After two prereleases and a lot of bugfixing, we are proud to announce a new release of the 1.4 branch: 1.4.20 is finally out.
We would like to thank everybody who tested the prereleases and/or reported bugs in our ticket system.
Please pay special attention to the security announcements:

Download

  • lighttpd-1.4.20.tar.gz
    (sha1sum: 61790c02d9e96c3cb23ffd3907f1caee64c475dd
    md5sum: 7ce7eefb487682b61d9b06b41864c64a)
  • lighttpd-1.4.20.tar.bz2
    (sha1sum: e5944a40579e0f37c6a0eeb0ad751344b2d6006c
    md5sum: ed6ee0bb714f393219a32768d86984d8)

1.4.19 - Made in Germany

March 10, 2008

Long time no see.

It has been almost half a year since 1.4.18. 6months. Jan has been working on many interesting features for 1.5. [1] Currently he ports it to glib2.

But back to 1.4.19. Yes again the release date was nailed down by a few security bugs. *cough* Nevertheless we got a ton of other nice bugfixes. All praise our new lighttpd hero Stefan Bühler. Big thank you from my side. (darix)

Download

  • lighttpd-1.4.19.tar.gz
    (sha1sum: 79e2d61dd9017c3c50c0fe98b2289cae5c1255ee
    md5sum: cede410e7adee3ea14206749190a8b5d
    )
  • lighttpd-1.4.19.tar.bz2
    (sha1sum: fd4450e7faae55ebe0905114722995b0c57397cc
    md5sum: d787374e4e4aaa09d5cfa9ab9d23ad40
    )

1.4.18 - speeding up a bit

September 09, 2007

"Release early, release often."

So here we are again. The previous release is already 12 days old! It already got grey hair.
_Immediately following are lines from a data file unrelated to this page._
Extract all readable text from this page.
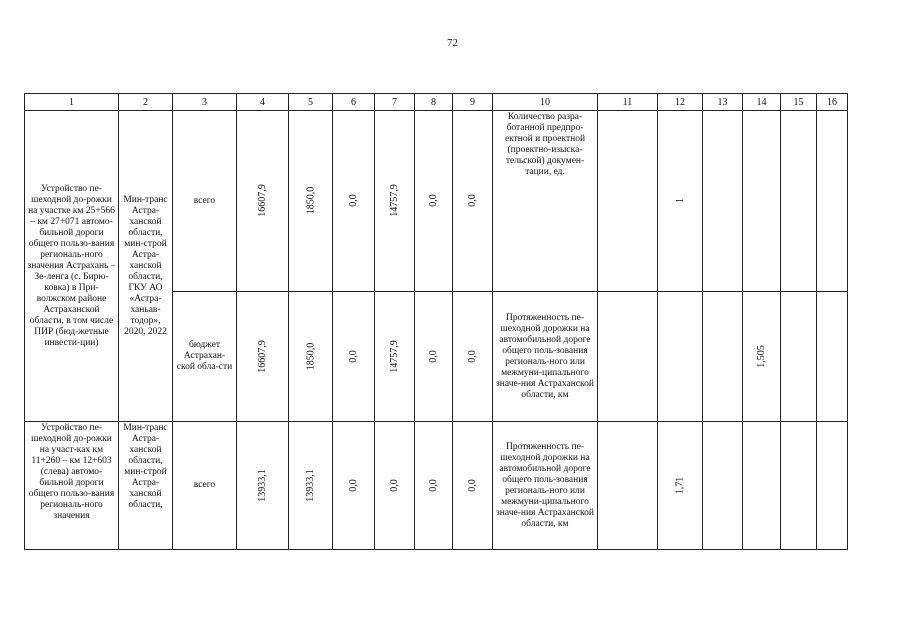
72
1	2	3	4	5	6	7	8	9	10	11	12	13	14	15	16
Устройство пе-шеходной до-рожки на участке км 25+566 – км 27+071 автомо-бильной дороги общего пользо-вания региональ-ного значения Астрахань – Зе-ленга (с. Бирю-ковка) в При-волжском районе Астраханской области, в том числе ПИР (бюд-жетные инвести-ции)	Мин-транс Астра-ханской области, мин-строй Астра-ханской области, ГКУ АО «Астра-ханьав-тодор», 2020, 2022	всего	16607,9	1850,0	0,0	14757,9	0,0	0,0	Количество разра-ботанной предпро-ектной и проектной (проектно-изыска-тельской) докумен-тации, ед.		1				
		бюджет Астрахан-ской обла-сти	16607,9	1850,0	0,0	14757,9	0,0	0,0	Протяженность пе-шеходной дорожки на автомобильной дороге общего поль-зования региональ-ного или межмуни-ципального значе-ния Астраханской области, км				1,505		
Устройство пе-шеходной до-рожки на участ-ках км 11+260 – км 12+603 (слева) автомо-бильной дороги общего пользо-вания региональ-ного значения	Мин-транс Астра-ханской области, мин-строй Астра-ханской области,	всего	13933,1	13933,1	0,0	0,0	0,0	0,0	Протяженность пе-шеходной дорожки на автомобильной дороге общего поль-зования региональ-ного или межмуни-ципального значе-ния Астраханской области, км		1,71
And again we have a small security bug! It seems, if you get the more popular, more people are looking at your code. This time Mattias Bengtsson and Philip Olausson from secweb.se took a look at the code. They found a small bug that could lead to remote code execution in fastcgi applications. (We wont mention names here.)

Download

  • lighttpd-1.4.18.tar.gz
    (sha1sum: 30eb24cdfcfeadf10fa16f187330bdc5deb25ed2
    md5sum: 5db3204d57436a032f899ff9dbce793f
    )
  • lighttpd-1.4.18.tar.bz2
    (sha1sum: a53a8f8ae8d42d036f0b5129764b822e943cc778
    md5sum: 26f98dddf9d8c0775221b800986003ee
    )

Changes

  • fixed compile error on IRIX 6.5.x on prctl() (#1333)
  • fixed forwarding a SIGINT and SIGHUP when using max-workers (#902)
  • fixed FastCGI header overrun in mod_fastcgi (reported by mattias@secweb.se)
  • fixed hanging redirects with keep-alive due to missing "Content-Length: 0" headers
  • fixed crashing when using undefined environment variables in the config
  • fixed compilation of mod_mysql_vhost on irix (#1341)

For all the packagers: if you wonder what happened to lighttpd 2007-SA:11 and lighttpd 2007-SA:10, they will be released in the next days.